Nigerian Banks dominate the West African market by size with Customer deposit of N14.192 trillion, industry loans of N12,33 6 trillion and industry revenue of N909 billion according to a report.

A breakdown of banks financial position show that First Bank of Nigeria limited (FBN) took the highest share 18 percent of the total customer deposit followed by Zenith Bank international plc with 17 percent, UBA 13, percent GTB 11 percent, Access Bank 10 percent, Ecobank 9 percent, tier II capital 11 percent, and Tier III capital 12 percent.

The banking industry report by FBN revealed that in terms of the total industry loan, FBN and Zenith share 18 percent each, followed by GTB 10 percent, UBA and Access bank occupy 8 percent each, Ecobank 7 percent, Tier II capital 29 percent and Tier III capital 9 percent.

Maintaining its position, FBN occupy the largest share of the industry revenue with 14 percent of the total, seconded by Zenith 12 percent, GTB 10 percent, Access bank 9 percent, Ecobank, 8 percent, Tier II capital 27 percent and Tier III capital 12 percent. According to Asian Banker, with over 11million customer accounts and nearly 700 business locations, First Bank is the largest Financial Services institution in Nigeria.    

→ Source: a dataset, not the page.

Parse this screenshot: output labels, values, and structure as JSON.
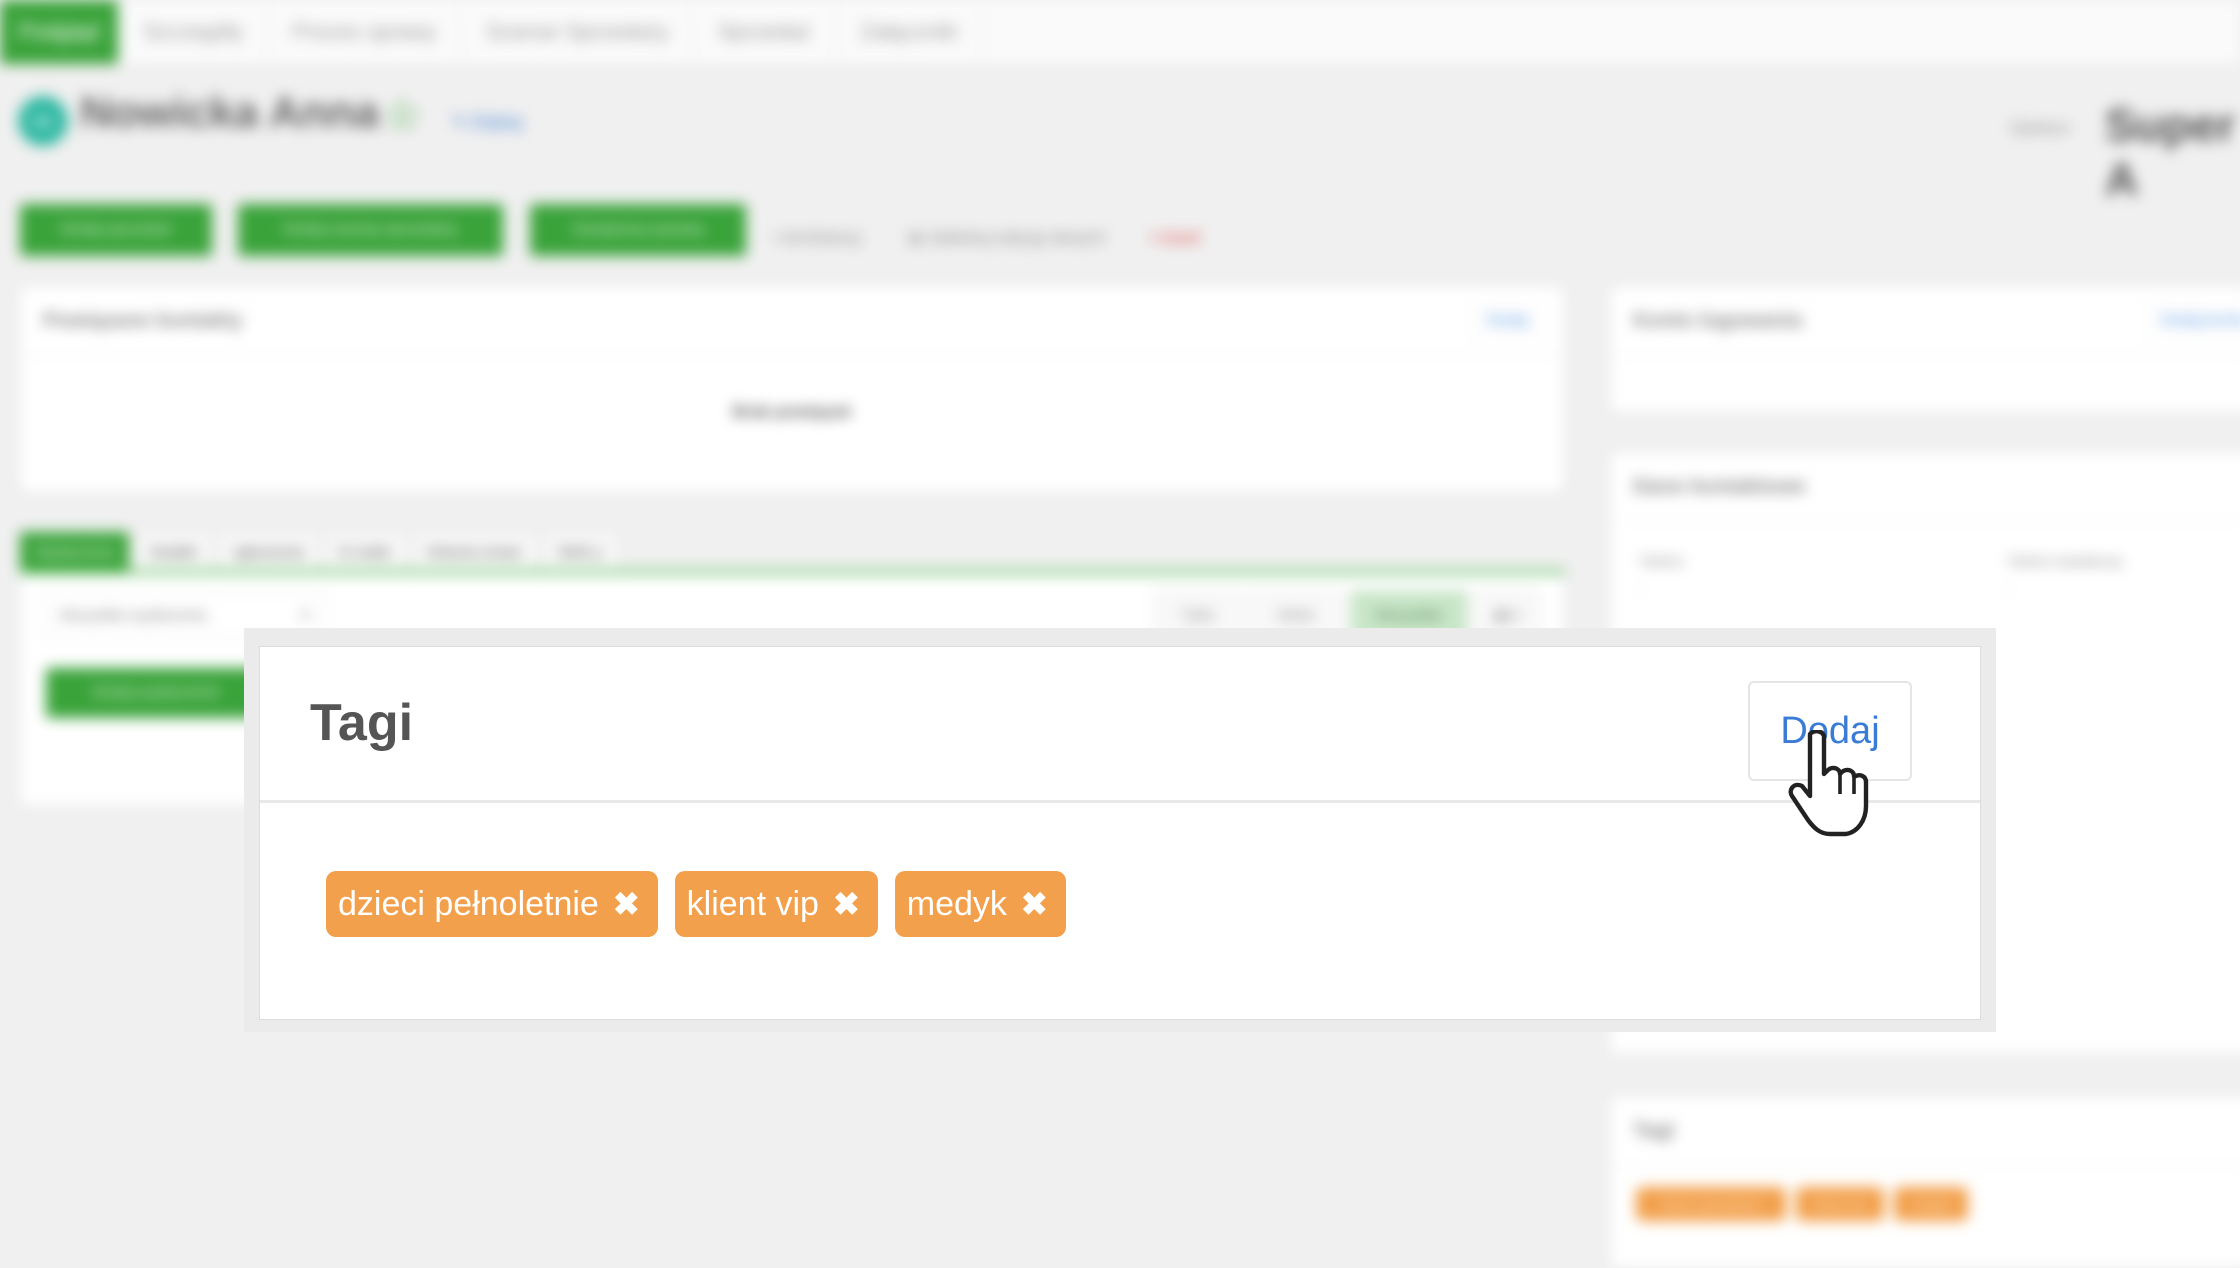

However, granular views of retail market growth suggest significant opportunities with Small and Medium Enterprise (SME), affluent and mass segments.

It is an established fact that Retail and SME businesses remain the focal point for the much desired economic development in Nigeria. Making a presentation at 2nd annual West Africa International Retail Banking Dialogue held recently in Lagos, UK Eke, executive director, South, FBN, looked at factors required to build stronger retail and SME sector and measures to enhance the risk management structure.

Represented by Rosemary Asiegbu, group head retail banking South, FBN, he said adequate funding is required to build stronger retail and SME sector.

According to him, informal financing options are quite inadequate to guarantee sustainable growth and going concerns of the business. But in terms of formal financing options, he said availability of funds to retail and SMEs are largely influenced by the nature of risks inherent in the business which is usually high risk, high return. “How many SMEs can sustain growth with high priced loans and with short pay back period?”

He noted there has been Government Interventions specifically, the Central Bank of Nigeria (CBN) regular intervention funds, CBN moral suasion on banks to set aside a proportion of their profits for SMEs loans and advances at lower interest rate, existence of Micro Finance Banks and refined focus of Development Banks on SMEs.

He listed out measures to enhance the risk management structure to include good corporate governance, strong capital base, regular stress test on the business model, and compliance with industry rules and regulations.

Other measures are to align business policies, procedures and processes with International best practices, and transparent and accurate financial reporting.

“If the owners of and other stakeholders in retail and SME businesses in the country could harness the issues put forward in this presentation to explore the opportunities in the domestic economy, there would certainly be improvement in the risk management structure of this business segment in Nigeria”, he said.